The Google Alerts were flying last week with Helen Blau’s recent paper about the new mouse model for Duchenne muscular dystrophy that implicates stem cells. The Facebook messages suggested this was something new, some new news. Actually, this is not new. The only thing new is this new mouse model.
The loss of satellite cells in Duchenne is well documented. In early discussions about targeting the myostatin pathway, discussions often referred to the ‘crash and burn’ theory, suggesting that targeting the myostatin pathway would potentially improve strength and extend function, but that it would also increase the ‘drain’ on the satellite cells. What Dr. Blau’s group has done is provided a new mouse model.
If you think about it, the mdx model is the best case scenario for Duchenne and this new model, the worst case scenario. Testing strategies in both models should increase our understanding. In point of fact, many papers suggest that stem cells remain after function is lost – the loss of function related to the amount of fibrosis within the muscle.
The truth of the matter is that Duchenne is not a ‘stem cell’ disease. It is, rather, just one part of the story.
It is often difficult to cut through the lingo to understand what words are used for press releases and what is actual fact. Duchenne is not a stem cell disease, this is an inaccurate picture of what is happening and you only have to look at the boys, at the clinical variability to understand that there is a great deal more going on.
Dystrophin is absent. We are all more than aware of the fact that muscle cells cannot survive without dystrophin. Dystrophin acts as a shock absorber, a connector/communicator (with other proteins), and to some degree, a traffic cop. Without this shock absorber, the muscle membrane becomes fragile, developing small rips, like tiny paper cuts across the cell membrane, causing a cascade of events to include too much calcium overload, decreased nNos (nitric oxide synthase) which in turn makes the capillaries around the muscle constrict, which means less blood supply and less oxygen. And the muscle cell dies.
If that isn’t enough, the immune system, trying to be helpful, comes in to sweep up the mess and because it is so efficient, often does a better job than necessary. Then, in that space, fibrosis replaces what was once muscle.
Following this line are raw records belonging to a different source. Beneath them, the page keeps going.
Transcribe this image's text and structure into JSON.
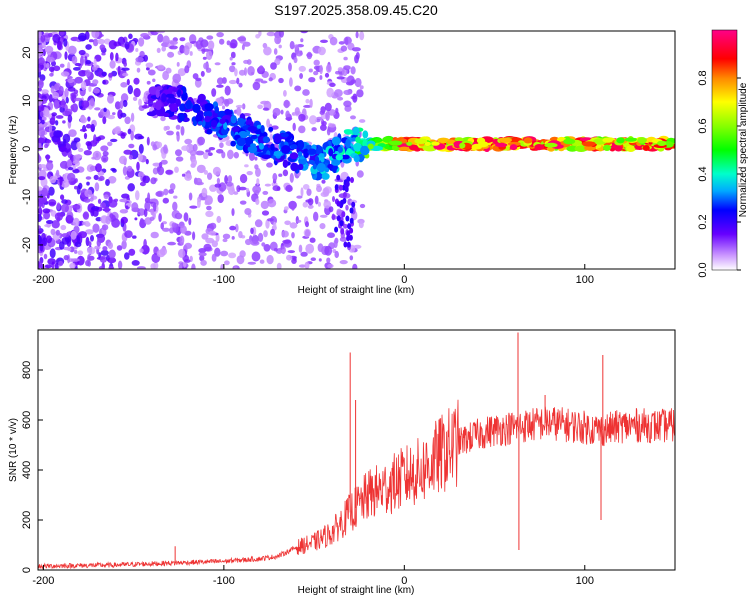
{
  "title": "S197.2025.358.09.45.C20",
  "chart_data": [
    {
      "type": "heatmap",
      "xlabel": "Height of straight line (km)",
      "ylabel": "Frequency (Hz)",
      "xlim": [
        -203,
        150
      ],
      "ylim": [
        -25,
        24.5
      ],
      "xticks": [
        -200,
        -100,
        0,
        100
      ],
      "xtick_labels": [
        "-200",
        "-100",
        "0",
        "100"
      ],
      "yticks": [
        -20,
        -10,
        0,
        10,
        20
      ],
      "ytick_labels": [
        "-20",
        "-10",
        "0",
        "10",
        "20"
      ],
      "colorbar": {
        "label": "Normalized spectral amplitude",
        "range": [
          0,
          1
        ],
        "ticks": [
          0.0,
          0.2,
          0.4,
          0.6,
          0.8
        ],
        "tick_labels": [
          "0.0",
          "0.2",
          "0.4",
          "0.6",
          "0.8"
        ],
        "colormap": "rainbow (white-violet-blue-cyan-green-yellow-red-magenta)"
      },
      "ridge": [
        {
          "x": -135,
          "f": 10,
          "amp": 0.2
        },
        {
          "x": -120,
          "f": 9,
          "amp": 0.25
        },
        {
          "x": -100,
          "f": 5,
          "amp": 0.3
        },
        {
          "x": -80,
          "f": 2,
          "amp": 0.3
        },
        {
          "x": -60,
          "f": -1,
          "amp": 0.3
        },
        {
          "x": -45,
          "f": -3,
          "amp": 0.35
        },
        {
          "x": -30,
          "f": 1,
          "amp": 0.4
        },
        {
          "x": -20,
          "f": 1,
          "amp": 0.55
        },
        {
          "x": 0,
          "f": 1,
          "amp": 0.9
        },
        {
          "x": 50,
          "f": 1,
          "amp": 0.95
        },
        {
          "x": 100,
          "f": 1,
          "amp": 0.9
        },
        {
          "x": 150,
          "f": 1,
          "amp": 0.85
        }
      ]
    },
    {
      "type": "line",
      "xlabel": "Height of straight line (km)",
      "ylabel": "SNR (10 * v/v)",
      "xlim": [
        -203,
        150
      ],
      "ylim": [
        0,
        960
      ],
      "xticks": [
        -200,
        -100,
        0,
        100
      ],
      "xtick_labels": [
        "-200",
        "-100",
        "0",
        "100"
      ],
      "yticks": [
        0,
        200,
        400,
        600,
        800
      ],
      "ytick_labels": [
        "0",
        "200",
        "400",
        "600",
        "800"
      ],
      "series": [
        {
          "name": "SNR",
          "color": "#ee3333",
          "x": [
            -203,
            -180,
            -160,
            -140,
            -120,
            -100,
            -80,
            -70,
            -60,
            -50,
            -40,
            -30,
            -25,
            -20,
            -10,
            0,
            10,
            20,
            30,
            40,
            50,
            60,
            70,
            80,
            90,
            100,
            110,
            120,
            130,
            140,
            150
          ],
          "y": [
            15,
            18,
            20,
            25,
            30,
            35,
            45,
            55,
            90,
            110,
            150,
            230,
            260,
            300,
            330,
            370,
            400,
            460,
            510,
            540,
            560,
            570,
            580,
            590,
            580,
            570,
            560,
            575,
            580,
            575,
            580
          ]
        }
      ],
      "spikes": [
        {
          "x": -30,
          "y": 870
        },
        {
          "x": -27,
          "y": 680
        },
        {
          "x": 63,
          "y": 950
        },
        {
          "x": 63.5,
          "y": 80
        },
        {
          "x": 110,
          "y": 860
        },
        {
          "x": 109,
          "y": 200
        },
        {
          "x": -127,
          "y": 95
        },
        {
          "x": 78,
          "y": 700
        }
      ]
    }
  ]
}
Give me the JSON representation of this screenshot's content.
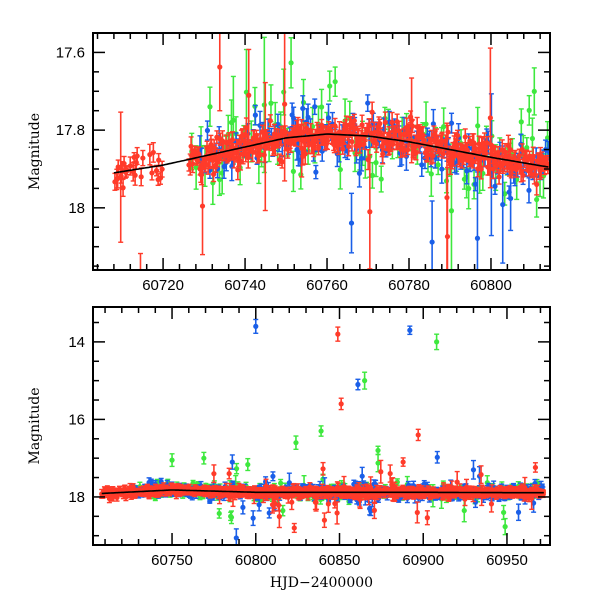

It is simply inaccurate to say Duchenne is a stem cell disease. It isn’t. Satellite cells are one piece of the puzzle and it is true, they wear out over time. Unlike the mdx mouse with an infinite ability to repair and the Blau mice with no ability to repair – our sons are somewhere in the middle.
Steroids help and while we do not fully understand what they do, we know that they limit the immune response. But then again, our immune responses are variable. Some of us are resistant to bug bite, cough, cold, flu. Others, with a simple bug bite, will get swollen arms and fever. In Duchenne, steroids help most, but not all. It all depends.
In the MRI muscle study in Florida, boys of the same age have varying degrees of fat and fiber. We are not sure why. It all depends.
Craig McDonald is gathering natural history data. He will tell you that steroids and improvements in care (respiratory/cardiac) have changed the natural history, have stretched out the timelines with still significant variability: some boys walking into their late teens, others off their feet at ten.
The reason for clinical variability is not simple – it all depends on the immune response, the fibrosis, the satellite cells – as the loss of dystrophin is the culprit for the diagnosis, but all of the genetic modifiers, the ‘backseat drivers’, are influencing the journey.
The reason to try multiple different strategies, including:
Is because we all agree, to End Duchenne, to stop progression in every individual, at whatever point he (and some she) is in the progression, combined therapies are essential.
Clearly therapies to replace dystrophin or produce a shortened version are ideal and expected to help across these pathways, and for some, these approaches may be nothing short of a miracle (depends on age of intervention, state of disease process, quality of the protein) and for others, less. It all depends.
Today, on www.clinicaltrials.gov we have 50 studies listed. Ten years ago, we had three. It is not enough and never fast enough, but with each paper, each study, we learn, we grow, and we make progress.